On Day 1, I'd been sitting and working for longer periods than usual, and started noticing some lower back pain. I did some gentle stretches, but nothing helped, and I figured I just needed to sleep it off. Instead, around 3am, I woke up with excruciating back pain, as well as some abdominal pain, and never got back to sleep. I had so little mobility and the pain was so severe that I ended up going to the ER, which proceeded to run a blood test and CT scan that indicated everything was fine.
It was only once I was home again, in bed, doing searches on my symptoms, that I discovered that severe lower back pain is a symptom others have had with Omicron. “Omicron patients tend to have more back pain and less loss of smell and taste,” according to Dr Ann Mary, who practices at Amrita Hospital in Kochi. She noted that many Omicron patients have significant lower back pain in the lower back and severe myalgia (muscle pain).
Similarly, this Insider article references a 37-year old who struggled to get into or out of bed, had trouble walking down the stairs, and couldn't lift her young children, as well as a 29-year old who described her pain as similar to having a kidney stone, where it hurt to breathe at times. Yes! That was my pain exactly.

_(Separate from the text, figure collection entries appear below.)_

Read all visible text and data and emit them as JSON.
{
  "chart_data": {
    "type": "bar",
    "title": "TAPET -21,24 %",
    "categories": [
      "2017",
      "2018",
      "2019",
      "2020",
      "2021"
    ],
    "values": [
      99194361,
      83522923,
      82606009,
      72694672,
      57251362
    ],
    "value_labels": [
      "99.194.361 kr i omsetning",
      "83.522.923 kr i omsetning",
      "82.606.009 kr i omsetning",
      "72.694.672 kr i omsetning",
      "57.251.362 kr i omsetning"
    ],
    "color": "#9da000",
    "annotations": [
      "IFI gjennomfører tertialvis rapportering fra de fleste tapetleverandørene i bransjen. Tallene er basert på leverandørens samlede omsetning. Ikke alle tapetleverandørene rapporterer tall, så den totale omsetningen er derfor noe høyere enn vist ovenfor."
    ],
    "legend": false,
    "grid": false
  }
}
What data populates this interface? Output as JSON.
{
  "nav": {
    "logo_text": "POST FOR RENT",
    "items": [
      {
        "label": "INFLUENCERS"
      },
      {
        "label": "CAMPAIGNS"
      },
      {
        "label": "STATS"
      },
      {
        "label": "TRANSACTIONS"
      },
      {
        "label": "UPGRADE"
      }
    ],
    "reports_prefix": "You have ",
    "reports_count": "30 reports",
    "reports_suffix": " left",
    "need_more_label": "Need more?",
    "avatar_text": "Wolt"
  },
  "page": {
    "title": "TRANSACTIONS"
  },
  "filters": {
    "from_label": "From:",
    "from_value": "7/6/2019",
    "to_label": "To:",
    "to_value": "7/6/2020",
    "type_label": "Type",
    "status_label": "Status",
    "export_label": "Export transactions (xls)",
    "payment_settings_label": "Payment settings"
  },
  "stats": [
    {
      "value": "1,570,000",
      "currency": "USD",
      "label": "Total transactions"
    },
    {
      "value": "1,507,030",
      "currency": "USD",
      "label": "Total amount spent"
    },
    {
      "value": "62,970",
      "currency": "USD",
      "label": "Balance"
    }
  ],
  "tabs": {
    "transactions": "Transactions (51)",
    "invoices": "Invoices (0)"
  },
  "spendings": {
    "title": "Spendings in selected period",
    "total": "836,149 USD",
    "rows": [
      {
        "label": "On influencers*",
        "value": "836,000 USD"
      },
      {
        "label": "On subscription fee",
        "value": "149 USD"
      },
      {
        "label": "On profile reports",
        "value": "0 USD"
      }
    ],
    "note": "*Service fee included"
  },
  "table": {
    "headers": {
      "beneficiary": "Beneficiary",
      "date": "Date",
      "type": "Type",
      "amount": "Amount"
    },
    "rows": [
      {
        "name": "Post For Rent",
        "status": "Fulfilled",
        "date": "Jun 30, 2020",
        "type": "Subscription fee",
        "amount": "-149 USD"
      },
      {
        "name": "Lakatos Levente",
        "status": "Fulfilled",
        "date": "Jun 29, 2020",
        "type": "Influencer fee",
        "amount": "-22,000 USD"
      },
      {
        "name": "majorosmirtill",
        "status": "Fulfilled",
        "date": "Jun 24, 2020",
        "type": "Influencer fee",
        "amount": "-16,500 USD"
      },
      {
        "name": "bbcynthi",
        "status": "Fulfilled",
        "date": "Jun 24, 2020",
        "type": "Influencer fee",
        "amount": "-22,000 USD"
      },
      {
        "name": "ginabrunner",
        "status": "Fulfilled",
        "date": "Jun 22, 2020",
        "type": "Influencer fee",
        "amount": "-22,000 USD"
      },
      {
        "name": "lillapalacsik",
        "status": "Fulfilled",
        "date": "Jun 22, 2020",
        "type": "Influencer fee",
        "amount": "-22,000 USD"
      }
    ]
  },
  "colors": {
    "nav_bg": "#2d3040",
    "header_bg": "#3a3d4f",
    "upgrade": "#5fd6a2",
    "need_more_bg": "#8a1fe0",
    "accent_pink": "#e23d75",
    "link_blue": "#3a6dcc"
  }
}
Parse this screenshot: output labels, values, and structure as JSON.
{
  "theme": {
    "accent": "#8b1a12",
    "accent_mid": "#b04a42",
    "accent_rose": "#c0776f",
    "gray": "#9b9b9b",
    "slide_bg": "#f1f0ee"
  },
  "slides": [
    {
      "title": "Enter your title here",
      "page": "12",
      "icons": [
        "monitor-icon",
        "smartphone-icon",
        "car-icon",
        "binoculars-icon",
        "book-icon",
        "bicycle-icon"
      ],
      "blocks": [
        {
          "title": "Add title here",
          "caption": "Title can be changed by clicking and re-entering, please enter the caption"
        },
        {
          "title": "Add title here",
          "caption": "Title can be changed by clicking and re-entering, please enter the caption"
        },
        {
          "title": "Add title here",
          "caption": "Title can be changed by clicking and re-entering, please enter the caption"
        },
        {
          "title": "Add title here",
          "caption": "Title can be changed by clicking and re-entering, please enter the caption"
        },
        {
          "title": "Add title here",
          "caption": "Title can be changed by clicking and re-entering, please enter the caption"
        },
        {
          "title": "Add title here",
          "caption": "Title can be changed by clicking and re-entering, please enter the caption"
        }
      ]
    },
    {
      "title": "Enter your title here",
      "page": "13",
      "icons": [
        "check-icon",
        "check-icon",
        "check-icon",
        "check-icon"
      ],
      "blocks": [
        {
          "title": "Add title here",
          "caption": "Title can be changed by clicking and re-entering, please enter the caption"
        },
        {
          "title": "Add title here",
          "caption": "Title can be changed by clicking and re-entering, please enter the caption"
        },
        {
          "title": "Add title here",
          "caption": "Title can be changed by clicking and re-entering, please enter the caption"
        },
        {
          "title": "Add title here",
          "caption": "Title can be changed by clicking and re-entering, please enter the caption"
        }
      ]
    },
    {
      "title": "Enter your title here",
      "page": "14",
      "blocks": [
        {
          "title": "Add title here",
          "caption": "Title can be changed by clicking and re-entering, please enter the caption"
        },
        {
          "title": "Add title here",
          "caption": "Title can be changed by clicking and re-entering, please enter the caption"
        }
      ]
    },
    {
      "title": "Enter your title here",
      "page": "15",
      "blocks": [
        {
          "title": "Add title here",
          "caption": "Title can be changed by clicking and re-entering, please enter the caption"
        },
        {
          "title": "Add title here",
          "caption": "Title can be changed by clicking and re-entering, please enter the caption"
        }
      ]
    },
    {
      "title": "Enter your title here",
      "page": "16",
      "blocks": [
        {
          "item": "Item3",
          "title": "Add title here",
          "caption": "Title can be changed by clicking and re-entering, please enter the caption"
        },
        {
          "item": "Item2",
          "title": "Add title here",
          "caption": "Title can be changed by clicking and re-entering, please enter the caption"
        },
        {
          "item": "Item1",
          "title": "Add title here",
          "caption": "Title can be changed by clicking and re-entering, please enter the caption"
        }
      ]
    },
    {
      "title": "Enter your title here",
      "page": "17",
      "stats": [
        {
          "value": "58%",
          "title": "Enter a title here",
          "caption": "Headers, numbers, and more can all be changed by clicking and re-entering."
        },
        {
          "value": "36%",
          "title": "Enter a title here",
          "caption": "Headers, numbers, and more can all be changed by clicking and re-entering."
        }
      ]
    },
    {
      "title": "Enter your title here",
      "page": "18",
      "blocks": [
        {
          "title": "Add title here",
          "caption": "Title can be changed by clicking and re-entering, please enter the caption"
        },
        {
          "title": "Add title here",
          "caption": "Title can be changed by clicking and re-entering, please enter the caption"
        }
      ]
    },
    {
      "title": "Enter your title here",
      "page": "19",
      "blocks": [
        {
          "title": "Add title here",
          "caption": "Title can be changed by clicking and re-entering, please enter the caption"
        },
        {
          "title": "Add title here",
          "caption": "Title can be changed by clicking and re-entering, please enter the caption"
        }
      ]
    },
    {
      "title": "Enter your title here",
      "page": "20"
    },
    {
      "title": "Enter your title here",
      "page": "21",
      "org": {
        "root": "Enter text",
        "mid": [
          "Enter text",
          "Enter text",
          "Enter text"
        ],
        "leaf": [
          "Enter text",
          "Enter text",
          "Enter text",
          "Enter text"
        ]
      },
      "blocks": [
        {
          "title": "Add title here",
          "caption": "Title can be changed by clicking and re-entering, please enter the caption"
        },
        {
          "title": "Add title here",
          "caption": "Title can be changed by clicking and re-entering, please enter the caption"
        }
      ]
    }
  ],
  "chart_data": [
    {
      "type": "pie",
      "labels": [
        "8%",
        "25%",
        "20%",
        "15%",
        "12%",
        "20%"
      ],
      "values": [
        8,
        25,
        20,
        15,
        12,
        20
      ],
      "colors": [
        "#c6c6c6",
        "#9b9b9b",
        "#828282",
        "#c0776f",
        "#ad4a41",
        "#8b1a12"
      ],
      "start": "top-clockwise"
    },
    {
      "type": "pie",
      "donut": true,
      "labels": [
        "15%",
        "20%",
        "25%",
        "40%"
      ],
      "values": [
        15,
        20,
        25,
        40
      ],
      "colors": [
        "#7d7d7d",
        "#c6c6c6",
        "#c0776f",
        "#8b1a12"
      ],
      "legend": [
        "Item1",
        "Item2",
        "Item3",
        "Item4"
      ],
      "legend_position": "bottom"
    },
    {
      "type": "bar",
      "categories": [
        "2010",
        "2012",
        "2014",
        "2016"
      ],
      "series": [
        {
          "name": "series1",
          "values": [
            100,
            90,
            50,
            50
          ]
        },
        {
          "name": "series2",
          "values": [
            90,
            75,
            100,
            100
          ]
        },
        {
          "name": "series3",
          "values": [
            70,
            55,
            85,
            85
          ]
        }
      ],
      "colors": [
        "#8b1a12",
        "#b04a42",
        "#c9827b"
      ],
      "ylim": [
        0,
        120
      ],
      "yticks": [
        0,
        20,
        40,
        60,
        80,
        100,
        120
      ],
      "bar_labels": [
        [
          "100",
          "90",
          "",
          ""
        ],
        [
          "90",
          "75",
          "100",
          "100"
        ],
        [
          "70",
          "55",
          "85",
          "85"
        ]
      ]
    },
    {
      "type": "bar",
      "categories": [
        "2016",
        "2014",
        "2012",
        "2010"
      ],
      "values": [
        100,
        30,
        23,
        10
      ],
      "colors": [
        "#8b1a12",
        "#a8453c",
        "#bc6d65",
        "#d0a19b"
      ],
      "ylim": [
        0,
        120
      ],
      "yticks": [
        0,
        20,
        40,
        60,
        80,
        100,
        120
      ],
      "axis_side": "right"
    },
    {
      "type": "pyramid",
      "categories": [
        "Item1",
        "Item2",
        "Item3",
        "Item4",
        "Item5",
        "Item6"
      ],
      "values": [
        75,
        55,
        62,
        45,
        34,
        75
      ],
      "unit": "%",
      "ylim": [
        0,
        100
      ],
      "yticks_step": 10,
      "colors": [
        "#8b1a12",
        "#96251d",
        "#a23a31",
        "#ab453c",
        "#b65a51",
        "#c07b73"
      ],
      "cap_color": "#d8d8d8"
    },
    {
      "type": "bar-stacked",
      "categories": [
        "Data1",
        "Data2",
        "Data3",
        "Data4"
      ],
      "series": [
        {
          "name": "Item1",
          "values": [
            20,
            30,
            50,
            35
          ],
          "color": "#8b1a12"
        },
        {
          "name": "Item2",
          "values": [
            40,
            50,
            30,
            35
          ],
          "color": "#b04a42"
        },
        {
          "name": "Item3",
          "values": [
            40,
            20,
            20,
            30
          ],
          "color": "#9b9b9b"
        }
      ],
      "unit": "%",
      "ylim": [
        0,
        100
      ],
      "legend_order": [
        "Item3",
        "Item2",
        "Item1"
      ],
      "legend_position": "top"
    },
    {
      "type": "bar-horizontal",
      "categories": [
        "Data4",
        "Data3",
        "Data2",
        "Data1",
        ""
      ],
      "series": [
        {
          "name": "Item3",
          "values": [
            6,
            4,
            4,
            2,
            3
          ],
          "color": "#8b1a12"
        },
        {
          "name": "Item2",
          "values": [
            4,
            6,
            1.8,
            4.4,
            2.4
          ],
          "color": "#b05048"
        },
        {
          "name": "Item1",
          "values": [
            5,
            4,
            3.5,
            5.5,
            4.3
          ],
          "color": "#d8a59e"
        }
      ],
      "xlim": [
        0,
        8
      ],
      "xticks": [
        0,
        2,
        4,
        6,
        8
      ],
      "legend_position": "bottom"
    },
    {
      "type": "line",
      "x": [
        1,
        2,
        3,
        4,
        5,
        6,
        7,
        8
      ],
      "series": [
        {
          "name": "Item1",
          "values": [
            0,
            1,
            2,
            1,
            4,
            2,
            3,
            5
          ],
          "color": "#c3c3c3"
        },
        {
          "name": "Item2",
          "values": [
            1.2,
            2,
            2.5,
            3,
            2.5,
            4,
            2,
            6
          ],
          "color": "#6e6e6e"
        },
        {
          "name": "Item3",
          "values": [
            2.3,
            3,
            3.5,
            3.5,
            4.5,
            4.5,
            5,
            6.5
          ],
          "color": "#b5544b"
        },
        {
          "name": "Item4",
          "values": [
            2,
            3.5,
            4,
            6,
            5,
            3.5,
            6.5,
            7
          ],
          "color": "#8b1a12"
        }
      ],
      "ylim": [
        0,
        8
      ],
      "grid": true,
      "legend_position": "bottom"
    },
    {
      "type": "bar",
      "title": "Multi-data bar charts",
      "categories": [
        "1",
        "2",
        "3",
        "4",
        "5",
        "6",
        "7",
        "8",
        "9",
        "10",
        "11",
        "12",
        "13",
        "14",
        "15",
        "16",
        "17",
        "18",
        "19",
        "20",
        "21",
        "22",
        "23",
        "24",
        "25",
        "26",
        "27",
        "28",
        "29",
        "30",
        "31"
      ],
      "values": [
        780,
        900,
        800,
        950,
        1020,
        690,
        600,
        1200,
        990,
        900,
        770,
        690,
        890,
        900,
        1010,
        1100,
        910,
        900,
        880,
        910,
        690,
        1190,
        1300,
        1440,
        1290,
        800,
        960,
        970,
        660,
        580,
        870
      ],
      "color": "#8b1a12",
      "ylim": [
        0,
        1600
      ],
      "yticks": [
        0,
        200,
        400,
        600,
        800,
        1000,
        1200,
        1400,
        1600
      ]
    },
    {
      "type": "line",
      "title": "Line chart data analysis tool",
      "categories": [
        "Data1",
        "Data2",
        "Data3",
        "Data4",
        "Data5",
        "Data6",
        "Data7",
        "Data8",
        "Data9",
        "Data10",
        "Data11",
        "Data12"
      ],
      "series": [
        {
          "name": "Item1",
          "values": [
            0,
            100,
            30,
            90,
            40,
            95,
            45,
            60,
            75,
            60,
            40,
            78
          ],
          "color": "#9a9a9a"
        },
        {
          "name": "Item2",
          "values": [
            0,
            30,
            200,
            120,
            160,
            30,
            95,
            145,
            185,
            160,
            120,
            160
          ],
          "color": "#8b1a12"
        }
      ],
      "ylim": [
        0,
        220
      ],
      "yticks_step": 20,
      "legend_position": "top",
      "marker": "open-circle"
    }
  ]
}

Incredibly, the ER didn't test me for COVID-19, but later, when I tested myself with a rapid antigen test, it returned a negative result. A subsequent PCR test also returned a negative result. This isn't as surprising as it may seem at first blush, since I've been using Enovid, and it likely eliminated most of the viral load in my nose and throat. Is it possible that I didn't have COVID-19 and that it was another problem entirely? Possible, but in my view, unlikely, given the severity of the pain, how suddenly it came on, and how equally suddenly the pain departed three days later. So while I can't prove it, most likely I'm just one of many, many Americans who have been infected by Omicron but who don't show up in any of the case counts, since I never yielded a positive test result.
While I'm grateful not to have had any respiratory symptoms, fever, brain fog, etc., I still wouldn't wish the back pain I had on anyone. If you're unlucky enough to get this particular symptom, I highly recommend a heating pad, drinking plenty of water and peppermint or ginger tea to stay hydrated, and plenty of rest alternating with gentle movement, along with whichever painkillers are safe and work for you (although in my case, none of the usual OTC painkillers worked for me).